Ham incir veya incir yapraklarının sütü ile temas eden bazı kişilerin derisinde görülen incir dermatiti (egzaması) hakkında bilgilendirmelerde bulunan Dermatoloji Uzmanı Doç. Dr. Özlem Ekiz, incir egzaması konusunda uyarılarda bulundu.

Ekiz, “İncir dermatitinin genellikle bahar ve yaz aylarının gelmesiyle görülme sıklığı artmaktadır. Deri bulgusu olarak vücudun açık olan yerlerinde ve özellikle de incir ağacı dalları veya incir meyvesi veya sütü ile temas eden bölgelerde ilk önce sızlama, güneş yanığı hissi, ağrı ve daha sonra da kaşıntı hissi ortaya çıkmaktadır. Kişiler bahçeye veya açık alanlara giderken daha dikkatli olmaları konusunda uyarılmalı, herhangi bir deri lezyonu ortaya çıkması halinde en yakın dermatoloji uzmanına başvurmalıdır” dedi.

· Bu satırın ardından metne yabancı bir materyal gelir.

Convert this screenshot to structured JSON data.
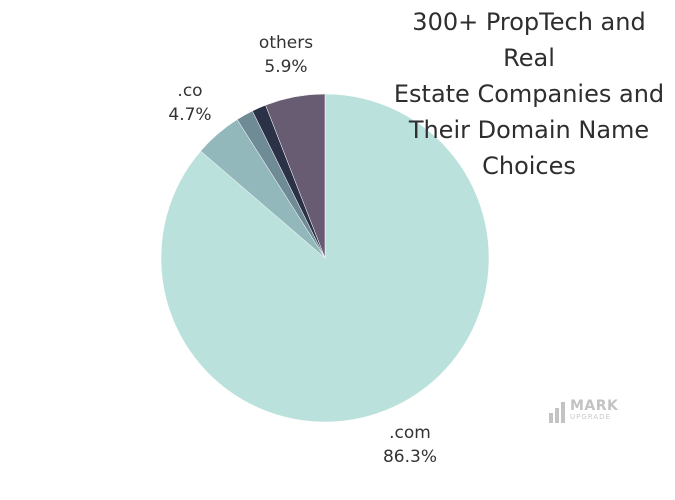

Bahar ve yaz aylarında görülebilir

İncir dermatitin genellikle bahar ve yaz aylarının gelmesi ile görülme sıklığının arttığına dikkat çeken Medical Park Ordu Hastanesi Dermatoloji Uzmanı Doç. Dr. Özlem Ekiz, incir dermatitinin ham incir veya incir yapraklarının sütü ile temas eden kişilerin derisinde, güneş ışığındaki UVA’nın etkisiyle, furokumarin adlı ışığa duyarlı bir maddenin neden olduğu fototoksik reaksiyona (fitofotodermatit) verilen isim olduğuna dikkat çekti. Ekiz, “Genellikle bahar ve yaz aylarının gelmesiyle görülme sıklığı artmaktadır. Sadece incir ile değil, fotoaktif kumarin içeren başka bazı başka bitkiler (limon, kereviz, yaban havucu) ile de benzer semptomlar ortaya çıkabilmektedir” diye konuştu.

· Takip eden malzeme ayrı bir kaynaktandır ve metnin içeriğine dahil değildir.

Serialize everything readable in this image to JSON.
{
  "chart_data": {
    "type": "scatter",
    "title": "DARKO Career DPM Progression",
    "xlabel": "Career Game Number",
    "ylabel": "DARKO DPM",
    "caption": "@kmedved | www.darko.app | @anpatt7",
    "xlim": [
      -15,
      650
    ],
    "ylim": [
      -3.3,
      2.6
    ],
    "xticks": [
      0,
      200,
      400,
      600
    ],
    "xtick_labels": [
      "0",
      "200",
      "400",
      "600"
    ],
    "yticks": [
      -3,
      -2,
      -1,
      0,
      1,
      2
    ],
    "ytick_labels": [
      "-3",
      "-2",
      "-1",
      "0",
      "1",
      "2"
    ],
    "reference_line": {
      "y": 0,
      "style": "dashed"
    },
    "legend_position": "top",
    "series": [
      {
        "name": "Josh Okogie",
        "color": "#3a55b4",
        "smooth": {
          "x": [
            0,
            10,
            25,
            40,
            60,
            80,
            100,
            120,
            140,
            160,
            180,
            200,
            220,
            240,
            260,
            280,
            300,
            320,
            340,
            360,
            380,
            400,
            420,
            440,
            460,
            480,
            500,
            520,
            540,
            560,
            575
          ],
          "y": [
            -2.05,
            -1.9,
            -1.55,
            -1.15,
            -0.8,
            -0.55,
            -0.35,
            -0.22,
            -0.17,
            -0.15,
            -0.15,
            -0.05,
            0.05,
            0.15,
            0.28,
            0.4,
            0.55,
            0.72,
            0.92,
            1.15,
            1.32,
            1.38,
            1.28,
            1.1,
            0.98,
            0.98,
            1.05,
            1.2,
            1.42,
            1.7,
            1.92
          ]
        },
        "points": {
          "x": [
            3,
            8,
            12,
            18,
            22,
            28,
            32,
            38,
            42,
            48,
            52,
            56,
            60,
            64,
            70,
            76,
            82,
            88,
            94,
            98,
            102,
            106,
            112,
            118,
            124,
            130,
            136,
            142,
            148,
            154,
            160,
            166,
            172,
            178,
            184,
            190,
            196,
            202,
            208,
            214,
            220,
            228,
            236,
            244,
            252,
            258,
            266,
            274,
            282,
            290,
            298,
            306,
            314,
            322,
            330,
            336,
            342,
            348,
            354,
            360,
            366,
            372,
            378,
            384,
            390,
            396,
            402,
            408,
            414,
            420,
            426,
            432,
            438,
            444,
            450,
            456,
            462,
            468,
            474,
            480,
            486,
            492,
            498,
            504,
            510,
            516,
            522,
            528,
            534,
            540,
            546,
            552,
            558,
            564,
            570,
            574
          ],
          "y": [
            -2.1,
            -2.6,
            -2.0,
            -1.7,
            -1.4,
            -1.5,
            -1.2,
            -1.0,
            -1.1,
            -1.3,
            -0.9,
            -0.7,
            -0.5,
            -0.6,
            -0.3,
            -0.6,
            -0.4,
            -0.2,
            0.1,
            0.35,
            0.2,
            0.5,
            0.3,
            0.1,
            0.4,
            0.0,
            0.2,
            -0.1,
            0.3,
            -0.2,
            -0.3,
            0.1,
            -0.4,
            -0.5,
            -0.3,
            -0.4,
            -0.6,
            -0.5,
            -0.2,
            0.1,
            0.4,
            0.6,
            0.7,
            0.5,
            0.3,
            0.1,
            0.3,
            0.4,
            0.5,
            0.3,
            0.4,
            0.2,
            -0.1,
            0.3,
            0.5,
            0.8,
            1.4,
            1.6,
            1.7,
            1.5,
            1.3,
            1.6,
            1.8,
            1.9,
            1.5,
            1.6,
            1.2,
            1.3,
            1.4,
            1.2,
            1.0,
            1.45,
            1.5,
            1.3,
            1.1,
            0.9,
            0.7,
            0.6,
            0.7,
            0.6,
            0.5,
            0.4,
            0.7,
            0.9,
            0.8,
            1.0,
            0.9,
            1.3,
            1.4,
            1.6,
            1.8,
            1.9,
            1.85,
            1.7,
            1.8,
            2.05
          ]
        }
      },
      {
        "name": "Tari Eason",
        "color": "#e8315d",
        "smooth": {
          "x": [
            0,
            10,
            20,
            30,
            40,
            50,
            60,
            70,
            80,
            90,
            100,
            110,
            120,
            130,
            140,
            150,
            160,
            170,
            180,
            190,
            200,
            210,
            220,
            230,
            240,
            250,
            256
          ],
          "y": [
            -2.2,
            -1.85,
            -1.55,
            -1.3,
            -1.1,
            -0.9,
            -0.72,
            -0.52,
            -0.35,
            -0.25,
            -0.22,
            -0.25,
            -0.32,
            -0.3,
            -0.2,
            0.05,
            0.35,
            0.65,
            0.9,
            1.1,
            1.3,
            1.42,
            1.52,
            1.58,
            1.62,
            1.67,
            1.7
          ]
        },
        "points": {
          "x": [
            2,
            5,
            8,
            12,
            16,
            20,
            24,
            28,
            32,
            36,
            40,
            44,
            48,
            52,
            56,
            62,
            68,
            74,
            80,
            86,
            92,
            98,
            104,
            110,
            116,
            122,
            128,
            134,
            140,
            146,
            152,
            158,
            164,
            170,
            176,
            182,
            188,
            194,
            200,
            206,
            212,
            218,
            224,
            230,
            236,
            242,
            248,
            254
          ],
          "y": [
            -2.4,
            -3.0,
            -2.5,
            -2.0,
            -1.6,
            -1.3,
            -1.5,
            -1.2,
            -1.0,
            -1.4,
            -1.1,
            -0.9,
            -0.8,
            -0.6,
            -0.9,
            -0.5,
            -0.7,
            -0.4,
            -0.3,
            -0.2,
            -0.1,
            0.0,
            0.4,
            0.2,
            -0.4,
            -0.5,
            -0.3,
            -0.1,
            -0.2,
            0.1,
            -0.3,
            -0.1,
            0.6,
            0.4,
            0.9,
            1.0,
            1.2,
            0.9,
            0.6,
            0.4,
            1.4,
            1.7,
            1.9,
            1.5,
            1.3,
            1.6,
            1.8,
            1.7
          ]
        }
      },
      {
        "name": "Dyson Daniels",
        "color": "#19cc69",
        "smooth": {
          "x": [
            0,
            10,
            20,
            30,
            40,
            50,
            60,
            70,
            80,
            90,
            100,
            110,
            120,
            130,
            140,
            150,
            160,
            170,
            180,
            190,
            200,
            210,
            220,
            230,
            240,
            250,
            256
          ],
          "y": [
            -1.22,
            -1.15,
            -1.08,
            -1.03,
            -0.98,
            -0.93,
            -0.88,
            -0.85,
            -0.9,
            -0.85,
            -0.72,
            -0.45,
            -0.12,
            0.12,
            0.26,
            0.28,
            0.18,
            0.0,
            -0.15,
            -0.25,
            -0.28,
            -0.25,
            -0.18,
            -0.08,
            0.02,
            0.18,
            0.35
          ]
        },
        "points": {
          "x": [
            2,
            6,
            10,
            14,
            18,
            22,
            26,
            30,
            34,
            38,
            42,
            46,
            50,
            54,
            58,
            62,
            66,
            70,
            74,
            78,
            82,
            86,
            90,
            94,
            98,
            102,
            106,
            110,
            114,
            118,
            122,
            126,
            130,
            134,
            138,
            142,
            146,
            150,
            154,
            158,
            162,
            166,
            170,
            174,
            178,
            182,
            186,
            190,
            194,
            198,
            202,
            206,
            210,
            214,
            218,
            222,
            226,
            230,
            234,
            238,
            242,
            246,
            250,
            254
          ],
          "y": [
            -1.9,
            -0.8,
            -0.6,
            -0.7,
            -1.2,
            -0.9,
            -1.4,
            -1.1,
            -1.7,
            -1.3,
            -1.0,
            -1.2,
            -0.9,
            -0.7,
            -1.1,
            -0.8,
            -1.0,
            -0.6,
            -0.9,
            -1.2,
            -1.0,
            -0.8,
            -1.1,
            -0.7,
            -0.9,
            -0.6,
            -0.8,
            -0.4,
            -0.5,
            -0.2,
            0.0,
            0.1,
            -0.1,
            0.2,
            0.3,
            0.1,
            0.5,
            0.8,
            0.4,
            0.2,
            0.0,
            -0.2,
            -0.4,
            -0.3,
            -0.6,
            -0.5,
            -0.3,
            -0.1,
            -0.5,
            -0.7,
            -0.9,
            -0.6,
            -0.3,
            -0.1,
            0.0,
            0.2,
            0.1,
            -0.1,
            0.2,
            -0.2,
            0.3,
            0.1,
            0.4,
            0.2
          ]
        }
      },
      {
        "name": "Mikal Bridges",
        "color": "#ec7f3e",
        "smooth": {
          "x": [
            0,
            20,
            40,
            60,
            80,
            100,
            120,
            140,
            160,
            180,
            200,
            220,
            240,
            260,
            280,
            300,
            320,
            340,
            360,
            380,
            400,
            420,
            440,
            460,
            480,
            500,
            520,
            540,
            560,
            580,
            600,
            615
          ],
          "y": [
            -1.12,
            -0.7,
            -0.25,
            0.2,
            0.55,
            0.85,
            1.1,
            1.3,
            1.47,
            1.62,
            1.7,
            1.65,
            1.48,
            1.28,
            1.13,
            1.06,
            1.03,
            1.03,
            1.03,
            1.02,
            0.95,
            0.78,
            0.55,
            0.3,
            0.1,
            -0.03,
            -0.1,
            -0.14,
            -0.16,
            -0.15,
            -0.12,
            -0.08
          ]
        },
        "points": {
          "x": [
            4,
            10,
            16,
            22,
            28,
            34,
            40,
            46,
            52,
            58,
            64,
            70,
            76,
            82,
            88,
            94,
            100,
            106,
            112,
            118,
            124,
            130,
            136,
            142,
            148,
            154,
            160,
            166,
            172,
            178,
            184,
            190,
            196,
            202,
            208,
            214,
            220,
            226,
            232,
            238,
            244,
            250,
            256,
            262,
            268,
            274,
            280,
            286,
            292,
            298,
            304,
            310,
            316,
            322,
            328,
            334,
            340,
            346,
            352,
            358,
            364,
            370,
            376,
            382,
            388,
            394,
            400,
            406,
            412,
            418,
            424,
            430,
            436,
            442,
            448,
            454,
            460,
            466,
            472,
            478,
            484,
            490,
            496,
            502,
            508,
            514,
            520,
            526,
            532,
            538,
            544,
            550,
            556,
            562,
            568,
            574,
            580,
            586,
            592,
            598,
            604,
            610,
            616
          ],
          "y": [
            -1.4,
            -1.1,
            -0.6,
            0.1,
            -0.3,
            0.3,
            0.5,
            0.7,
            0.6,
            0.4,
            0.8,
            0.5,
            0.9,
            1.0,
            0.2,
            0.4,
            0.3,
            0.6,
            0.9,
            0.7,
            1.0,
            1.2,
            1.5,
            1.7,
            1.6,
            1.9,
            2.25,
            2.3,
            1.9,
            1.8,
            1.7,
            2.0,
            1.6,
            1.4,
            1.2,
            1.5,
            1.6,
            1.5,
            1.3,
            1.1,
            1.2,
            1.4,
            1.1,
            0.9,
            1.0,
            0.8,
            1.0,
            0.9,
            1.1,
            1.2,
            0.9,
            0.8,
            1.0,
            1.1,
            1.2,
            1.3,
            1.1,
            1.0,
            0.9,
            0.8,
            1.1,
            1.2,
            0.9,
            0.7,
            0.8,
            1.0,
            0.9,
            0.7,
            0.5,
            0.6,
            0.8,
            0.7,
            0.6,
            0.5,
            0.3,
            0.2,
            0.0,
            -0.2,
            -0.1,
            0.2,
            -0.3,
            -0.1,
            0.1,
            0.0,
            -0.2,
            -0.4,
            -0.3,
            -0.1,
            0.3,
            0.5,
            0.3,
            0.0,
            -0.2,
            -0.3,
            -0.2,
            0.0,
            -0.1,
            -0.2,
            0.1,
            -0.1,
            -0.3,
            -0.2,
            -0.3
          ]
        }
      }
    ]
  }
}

Deride sıvı dolu kabarcıklar şeklinde ortaya çıkar

İncir dermatitinin nasıl oluştuğuna da değinen Doç. Dr. Özlem Ekiz, “Deri bulgusu olarak vücudun açık olan yerlerinde ve özellikle de incir ağacı dalları veya incir meyvesi veya sütü ile temas eden bölgelerde ilk önce sızlama, güneş yanığı hissi, ağrı ve daha sonra da kaşıntı hissi ortaya çıkmaktadır. Sonra da deri lezyonları görülmektedir. Deri lezyonu olarak eritem (kızarıklık), ödem (şişlik), veziküller ve büller dediğimiz içi sıvı dolu kabarcıklar ortaya çıkabilmektedir. Tuhaf çizgiler, yapay şekiller özellikle kollar, bacaklar ve yüz bölgesi gibi vücudun açık olan yerlerinde sık görülmektedir. Tanı konulmasında hastanın öyküsü (bahçede güneş altında çalışmak, incir veya değişik ot teması) ve tipik deri lezyonlarının varlığı genellikle yeterlidir” şeklinde konuştu.

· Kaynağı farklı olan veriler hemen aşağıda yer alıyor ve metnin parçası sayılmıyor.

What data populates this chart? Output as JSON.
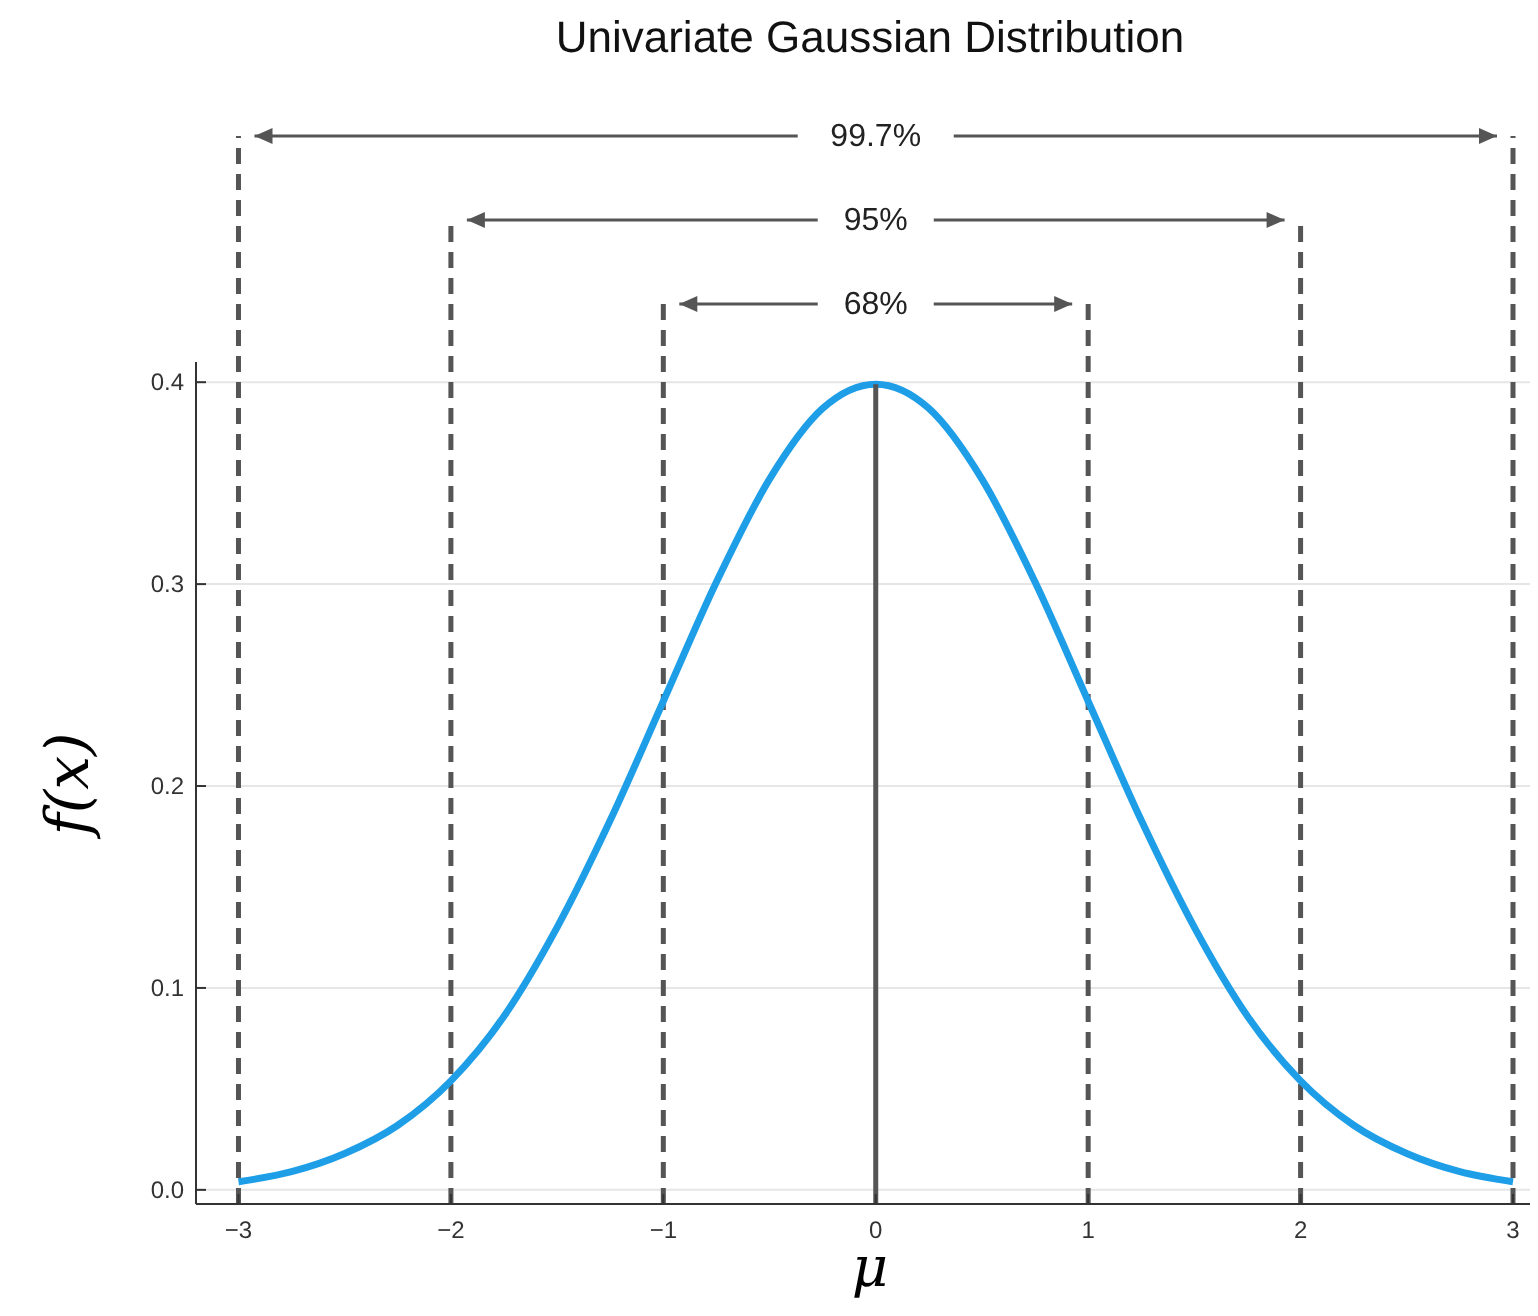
{
  "chart_data": {
    "type": "line",
    "title": "Univariate Gaussian Distribution",
    "xlabel": "μ",
    "ylabel": "f(x)",
    "xlim": [
      -3.2,
      3.08
    ],
    "ylim": [
      -0.007,
      0.41
    ],
    "xticks": [
      {
        "value": -3,
        "label": "−3"
      },
      {
        "value": -2,
        "label": "−2"
      },
      {
        "value": -1,
        "label": "−1"
      },
      0,
      1,
      2,
      3
    ],
    "yticks": [
      {
        "value": 0,
        "label": "0.0"
      },
      0.1,
      0.2,
      0.3,
      0.4
    ],
    "grid": "y",
    "series": [
      {
        "color": "#1f9ee8",
        "x": [
          -3,
          -2.75,
          -2.5,
          -2.25,
          -2,
          -1.75,
          -1.5,
          -1.25,
          -1,
          -0.75,
          -0.5,
          -0.25,
          0,
          0.25,
          0.5,
          0.75,
          1,
          1.25,
          1.5,
          1.75,
          2,
          2.25,
          2.5,
          2.75,
          3
        ],
        "values": [
          0.004,
          0.009,
          0.018,
          0.032,
          0.054,
          0.086,
          0.13,
          0.183,
          0.242,
          0.301,
          0.352,
          0.387,
          0.399,
          0.387,
          0.352,
          0.301,
          0.242,
          0.183,
          0.13,
          0.086,
          0.054,
          0.032,
          0.018,
          0.009,
          0.004
        ]
      },
      {
        "color": "#555555",
        "x": [
          0,
          0
        ],
        "values": [
          -0.007,
          0.399
        ]
      }
    ],
    "ref_lines": [
      {
        "axis": "x",
        "value": -1,
        "color": "#555555",
        "line_style": "dashed"
      },
      {
        "axis": "x",
        "value": 1,
        "color": "#555555",
        "line_style": "dashed"
      },
      {
        "axis": "x",
        "value": -2,
        "color": "#555555",
        "line_style": "dashed"
      },
      {
        "axis": "x",
        "value": 2,
        "color": "#555555",
        "line_style": "dashed"
      },
      {
        "axis": "x",
        "value": -3,
        "color": "#555555",
        "line_style": "dashed"
      },
      {
        "axis": "x",
        "value": 3,
        "color": "#555555",
        "line_style": "dashed"
      }
    ],
    "annotations": [
      "68%",
      "95%",
      "99.7%"
    ]
  }
}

Doğru tanı ile kısa sürede iyileşmek mümkün

İncir dermatitinin doğru tanı ve uygun tedavilerle kısa sürede lezyonlarının gerilediğini, fakat iyileşen yerlerde uzun süre devam edebilen hafif bir koyu renk değişikliği kalabildiğini söyleyen Doç. Dr. Özlem Ekiz, tedavi yöntemleri ile ilgili şunları söyledi:

“Tedavide ıslak pansumanlar, topikal (cilde sürülen) veya sistemik glukokortikoidler, antihistaminik tarzı ilaçlar kullanılmaktadır. Her yıl ilkbaharda, yaz ve sonbaharın başında incire bağlı birçok fitofotodermatit vakaları görülmektedir. Bu vakalar bazen yanlış tanı alabilmekte ve tedavileri gecikebilmektedir. Bu nedenle, hastalar incirin fitofotodermatit yapabileceği konusunda bilinçlendirilmeli, bahçeye veya açık alanlara giderken daha dikkatli olmaları konusunda uyarılmalı, herhangi bir deri lezyonu ortaya çıkması halinde en yakın dermatoloji uzmanına başvurmaları söylenmelidir.”